Former settlement in NE Norfolk, England

Whimpwell (also Wimpwell) was a small settlement in the hundred of Happing, Norfolk, east of present-day Happisburgh. It was recorded in the Domesday Book as having 9 households. The settlement was lost to North Sea coastal erosion, with only one field remaining by 1183. The name survives as Whimpwell Street and the hamlet of Whimpwell Green.

== Domesday Book ==
The first recorded mention of Whimpwell is found in the Domesday Book, where it is described as a settlement of only nine households in Happing hundred, making it one of the smaller settlements described in the survey. There were two holdings, both in the fee of St Benet's Abbey.
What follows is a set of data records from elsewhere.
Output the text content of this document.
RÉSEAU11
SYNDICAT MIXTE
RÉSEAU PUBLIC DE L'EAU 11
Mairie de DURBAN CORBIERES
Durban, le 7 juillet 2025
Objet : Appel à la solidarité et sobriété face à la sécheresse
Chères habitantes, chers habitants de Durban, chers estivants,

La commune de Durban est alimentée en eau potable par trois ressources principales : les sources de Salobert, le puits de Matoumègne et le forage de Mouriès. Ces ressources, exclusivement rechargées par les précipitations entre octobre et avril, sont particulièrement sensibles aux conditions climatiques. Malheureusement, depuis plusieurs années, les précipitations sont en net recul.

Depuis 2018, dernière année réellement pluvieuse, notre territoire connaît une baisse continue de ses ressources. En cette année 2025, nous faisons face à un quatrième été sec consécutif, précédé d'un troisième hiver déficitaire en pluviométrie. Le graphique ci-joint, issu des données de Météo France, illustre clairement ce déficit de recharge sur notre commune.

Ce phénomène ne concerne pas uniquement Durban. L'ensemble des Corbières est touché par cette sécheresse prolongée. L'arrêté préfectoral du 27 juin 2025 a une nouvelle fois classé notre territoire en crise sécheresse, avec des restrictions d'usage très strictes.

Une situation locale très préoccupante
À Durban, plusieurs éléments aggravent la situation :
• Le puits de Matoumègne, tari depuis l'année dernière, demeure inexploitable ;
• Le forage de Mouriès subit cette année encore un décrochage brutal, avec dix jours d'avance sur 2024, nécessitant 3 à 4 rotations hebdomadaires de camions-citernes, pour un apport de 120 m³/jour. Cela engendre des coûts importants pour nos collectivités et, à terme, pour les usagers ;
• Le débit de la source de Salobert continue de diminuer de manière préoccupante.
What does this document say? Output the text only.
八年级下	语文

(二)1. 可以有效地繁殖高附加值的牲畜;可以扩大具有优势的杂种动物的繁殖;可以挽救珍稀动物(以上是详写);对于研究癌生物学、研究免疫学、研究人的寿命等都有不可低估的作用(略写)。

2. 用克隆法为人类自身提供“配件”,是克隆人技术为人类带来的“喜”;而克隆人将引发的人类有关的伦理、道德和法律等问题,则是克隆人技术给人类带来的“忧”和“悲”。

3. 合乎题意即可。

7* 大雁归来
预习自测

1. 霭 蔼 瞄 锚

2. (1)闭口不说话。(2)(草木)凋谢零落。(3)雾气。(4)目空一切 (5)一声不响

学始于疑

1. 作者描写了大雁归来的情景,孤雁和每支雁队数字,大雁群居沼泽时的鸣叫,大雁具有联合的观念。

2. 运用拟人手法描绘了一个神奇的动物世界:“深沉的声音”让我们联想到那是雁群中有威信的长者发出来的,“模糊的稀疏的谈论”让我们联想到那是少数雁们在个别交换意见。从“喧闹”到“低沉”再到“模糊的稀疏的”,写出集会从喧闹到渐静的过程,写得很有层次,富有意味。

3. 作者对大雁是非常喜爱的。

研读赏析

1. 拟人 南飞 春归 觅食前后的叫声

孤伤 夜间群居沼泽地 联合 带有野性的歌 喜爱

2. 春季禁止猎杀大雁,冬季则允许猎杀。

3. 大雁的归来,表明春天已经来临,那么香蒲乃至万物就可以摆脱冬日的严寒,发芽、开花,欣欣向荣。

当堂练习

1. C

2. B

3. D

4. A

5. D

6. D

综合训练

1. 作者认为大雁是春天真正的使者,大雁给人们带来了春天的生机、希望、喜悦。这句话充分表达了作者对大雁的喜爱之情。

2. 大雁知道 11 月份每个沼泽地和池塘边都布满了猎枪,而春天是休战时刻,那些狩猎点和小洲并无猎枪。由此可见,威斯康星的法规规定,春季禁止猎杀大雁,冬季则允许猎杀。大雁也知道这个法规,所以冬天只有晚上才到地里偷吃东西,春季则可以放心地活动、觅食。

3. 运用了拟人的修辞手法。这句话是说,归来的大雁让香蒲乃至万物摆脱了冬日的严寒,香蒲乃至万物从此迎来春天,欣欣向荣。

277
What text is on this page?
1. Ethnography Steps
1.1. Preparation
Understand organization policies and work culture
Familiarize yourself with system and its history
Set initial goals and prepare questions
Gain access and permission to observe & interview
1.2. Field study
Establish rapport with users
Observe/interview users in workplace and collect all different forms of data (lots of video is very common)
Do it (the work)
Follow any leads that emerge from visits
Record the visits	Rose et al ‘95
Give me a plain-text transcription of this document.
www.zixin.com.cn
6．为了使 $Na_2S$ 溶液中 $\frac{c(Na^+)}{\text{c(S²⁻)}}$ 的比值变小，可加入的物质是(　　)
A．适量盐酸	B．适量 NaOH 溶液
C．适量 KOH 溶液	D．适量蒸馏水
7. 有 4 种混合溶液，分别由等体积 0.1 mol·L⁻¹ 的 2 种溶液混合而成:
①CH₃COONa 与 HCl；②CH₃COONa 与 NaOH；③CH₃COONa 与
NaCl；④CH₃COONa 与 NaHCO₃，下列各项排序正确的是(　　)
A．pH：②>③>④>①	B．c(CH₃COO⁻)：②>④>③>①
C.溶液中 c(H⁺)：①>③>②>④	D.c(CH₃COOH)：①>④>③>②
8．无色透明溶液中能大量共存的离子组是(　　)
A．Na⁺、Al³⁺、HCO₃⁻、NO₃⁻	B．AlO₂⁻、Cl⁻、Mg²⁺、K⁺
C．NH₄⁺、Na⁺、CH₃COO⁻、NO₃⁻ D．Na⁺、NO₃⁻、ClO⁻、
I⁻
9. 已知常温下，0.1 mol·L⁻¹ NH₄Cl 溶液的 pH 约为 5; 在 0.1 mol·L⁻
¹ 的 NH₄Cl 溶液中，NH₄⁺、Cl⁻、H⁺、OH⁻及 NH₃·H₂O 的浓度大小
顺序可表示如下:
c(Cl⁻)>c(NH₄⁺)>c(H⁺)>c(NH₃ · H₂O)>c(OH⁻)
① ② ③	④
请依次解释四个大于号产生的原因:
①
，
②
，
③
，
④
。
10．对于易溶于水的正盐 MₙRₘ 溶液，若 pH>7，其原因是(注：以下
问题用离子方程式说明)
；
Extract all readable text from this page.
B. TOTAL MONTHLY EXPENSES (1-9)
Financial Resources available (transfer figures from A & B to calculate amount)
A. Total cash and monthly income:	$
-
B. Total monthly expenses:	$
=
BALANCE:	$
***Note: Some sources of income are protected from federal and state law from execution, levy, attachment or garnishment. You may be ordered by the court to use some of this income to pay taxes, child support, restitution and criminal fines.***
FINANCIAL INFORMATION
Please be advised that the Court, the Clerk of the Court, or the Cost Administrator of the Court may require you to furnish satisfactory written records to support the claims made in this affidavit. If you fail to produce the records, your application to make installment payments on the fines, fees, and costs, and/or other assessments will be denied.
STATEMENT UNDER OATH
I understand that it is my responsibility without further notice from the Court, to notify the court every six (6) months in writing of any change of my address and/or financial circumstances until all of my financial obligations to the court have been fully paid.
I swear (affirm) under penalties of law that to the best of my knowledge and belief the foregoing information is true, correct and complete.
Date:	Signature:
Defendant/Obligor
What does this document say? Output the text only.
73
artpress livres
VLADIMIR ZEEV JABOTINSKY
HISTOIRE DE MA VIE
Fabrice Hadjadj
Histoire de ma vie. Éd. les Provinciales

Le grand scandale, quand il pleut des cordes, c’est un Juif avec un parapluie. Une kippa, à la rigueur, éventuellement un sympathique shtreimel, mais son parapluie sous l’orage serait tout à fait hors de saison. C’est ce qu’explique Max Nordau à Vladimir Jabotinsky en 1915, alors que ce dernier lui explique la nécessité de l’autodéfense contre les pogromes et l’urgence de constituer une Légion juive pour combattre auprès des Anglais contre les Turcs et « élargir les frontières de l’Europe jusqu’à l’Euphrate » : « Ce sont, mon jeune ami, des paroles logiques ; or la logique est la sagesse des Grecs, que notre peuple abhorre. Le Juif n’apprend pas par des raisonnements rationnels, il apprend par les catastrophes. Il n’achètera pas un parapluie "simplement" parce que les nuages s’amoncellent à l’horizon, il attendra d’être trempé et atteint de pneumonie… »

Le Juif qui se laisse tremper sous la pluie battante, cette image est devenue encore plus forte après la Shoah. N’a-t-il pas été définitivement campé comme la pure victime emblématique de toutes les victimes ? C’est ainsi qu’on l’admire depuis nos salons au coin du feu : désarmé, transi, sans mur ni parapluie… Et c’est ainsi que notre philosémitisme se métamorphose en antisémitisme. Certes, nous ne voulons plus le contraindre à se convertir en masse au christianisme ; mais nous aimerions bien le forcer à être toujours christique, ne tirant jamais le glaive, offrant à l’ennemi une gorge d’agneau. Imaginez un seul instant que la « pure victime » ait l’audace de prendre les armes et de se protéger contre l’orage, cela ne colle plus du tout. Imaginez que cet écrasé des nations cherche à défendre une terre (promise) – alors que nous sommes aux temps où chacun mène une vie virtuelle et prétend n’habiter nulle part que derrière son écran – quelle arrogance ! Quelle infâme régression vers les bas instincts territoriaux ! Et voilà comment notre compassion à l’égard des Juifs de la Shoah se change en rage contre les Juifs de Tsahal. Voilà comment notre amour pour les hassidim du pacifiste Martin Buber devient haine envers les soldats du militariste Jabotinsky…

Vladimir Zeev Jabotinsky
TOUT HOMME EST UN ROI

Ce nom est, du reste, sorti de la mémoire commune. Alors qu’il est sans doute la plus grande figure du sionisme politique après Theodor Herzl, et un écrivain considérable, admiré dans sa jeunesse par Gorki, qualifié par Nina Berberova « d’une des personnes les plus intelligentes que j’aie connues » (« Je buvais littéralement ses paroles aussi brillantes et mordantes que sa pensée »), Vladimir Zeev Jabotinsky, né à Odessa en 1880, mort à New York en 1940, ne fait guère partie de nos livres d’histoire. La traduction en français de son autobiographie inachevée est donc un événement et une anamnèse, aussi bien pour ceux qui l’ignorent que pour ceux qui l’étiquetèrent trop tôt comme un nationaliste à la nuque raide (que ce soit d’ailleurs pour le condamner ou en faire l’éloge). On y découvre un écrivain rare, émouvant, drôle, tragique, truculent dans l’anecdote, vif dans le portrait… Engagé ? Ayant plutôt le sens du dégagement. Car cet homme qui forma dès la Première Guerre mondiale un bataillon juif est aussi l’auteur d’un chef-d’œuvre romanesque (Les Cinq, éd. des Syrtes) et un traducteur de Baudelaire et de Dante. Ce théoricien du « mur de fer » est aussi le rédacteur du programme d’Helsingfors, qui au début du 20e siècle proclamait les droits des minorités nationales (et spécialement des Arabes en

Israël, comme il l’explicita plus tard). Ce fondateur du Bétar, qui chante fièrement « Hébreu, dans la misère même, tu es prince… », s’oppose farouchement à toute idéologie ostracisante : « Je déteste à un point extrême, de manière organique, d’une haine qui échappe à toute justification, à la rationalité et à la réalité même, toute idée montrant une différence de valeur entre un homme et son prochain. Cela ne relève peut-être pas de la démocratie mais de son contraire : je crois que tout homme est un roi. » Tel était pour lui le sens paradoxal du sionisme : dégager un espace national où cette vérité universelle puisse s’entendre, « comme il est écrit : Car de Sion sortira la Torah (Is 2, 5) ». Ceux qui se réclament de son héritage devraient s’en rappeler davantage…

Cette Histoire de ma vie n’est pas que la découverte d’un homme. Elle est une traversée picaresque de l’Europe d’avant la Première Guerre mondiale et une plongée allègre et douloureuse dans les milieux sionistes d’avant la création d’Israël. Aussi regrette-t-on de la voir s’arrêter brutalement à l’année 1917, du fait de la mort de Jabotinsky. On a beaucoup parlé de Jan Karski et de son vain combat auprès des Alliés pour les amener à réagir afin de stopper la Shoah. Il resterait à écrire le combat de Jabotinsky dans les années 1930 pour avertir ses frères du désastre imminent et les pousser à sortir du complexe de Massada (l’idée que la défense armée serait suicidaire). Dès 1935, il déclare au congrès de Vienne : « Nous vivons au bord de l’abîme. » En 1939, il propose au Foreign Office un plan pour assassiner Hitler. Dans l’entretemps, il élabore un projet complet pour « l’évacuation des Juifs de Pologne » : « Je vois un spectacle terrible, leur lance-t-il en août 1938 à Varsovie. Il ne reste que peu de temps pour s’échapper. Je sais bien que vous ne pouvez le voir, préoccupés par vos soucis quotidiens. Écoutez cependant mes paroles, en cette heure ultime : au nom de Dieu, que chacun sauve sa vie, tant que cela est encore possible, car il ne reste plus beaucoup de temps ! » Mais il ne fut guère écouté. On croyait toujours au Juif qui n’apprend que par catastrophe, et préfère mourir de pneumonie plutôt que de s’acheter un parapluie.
== Archaeological remains ==
In 1987, divers found an L-shaped stone structure two miles off Happisburgh and fifty feet down. The structure measured 75 metres by 200 metres and up to 12 metres high in places, which has been proposed as a possible quay for the settlement of Whimpwell.

== Legacy ==
'Whimpwell' appears in local place names - Whimpwell Street, which is in the centre of Happisburgh, and the hamlet Whimpwell Green, part of the parish of Happisburgh, about 1 mile south of the village centre.

== Other lost villages ==
Other villages lost to the sea in the area include the majority of nearby Eccles on Sea and Shipden , east of Cromer.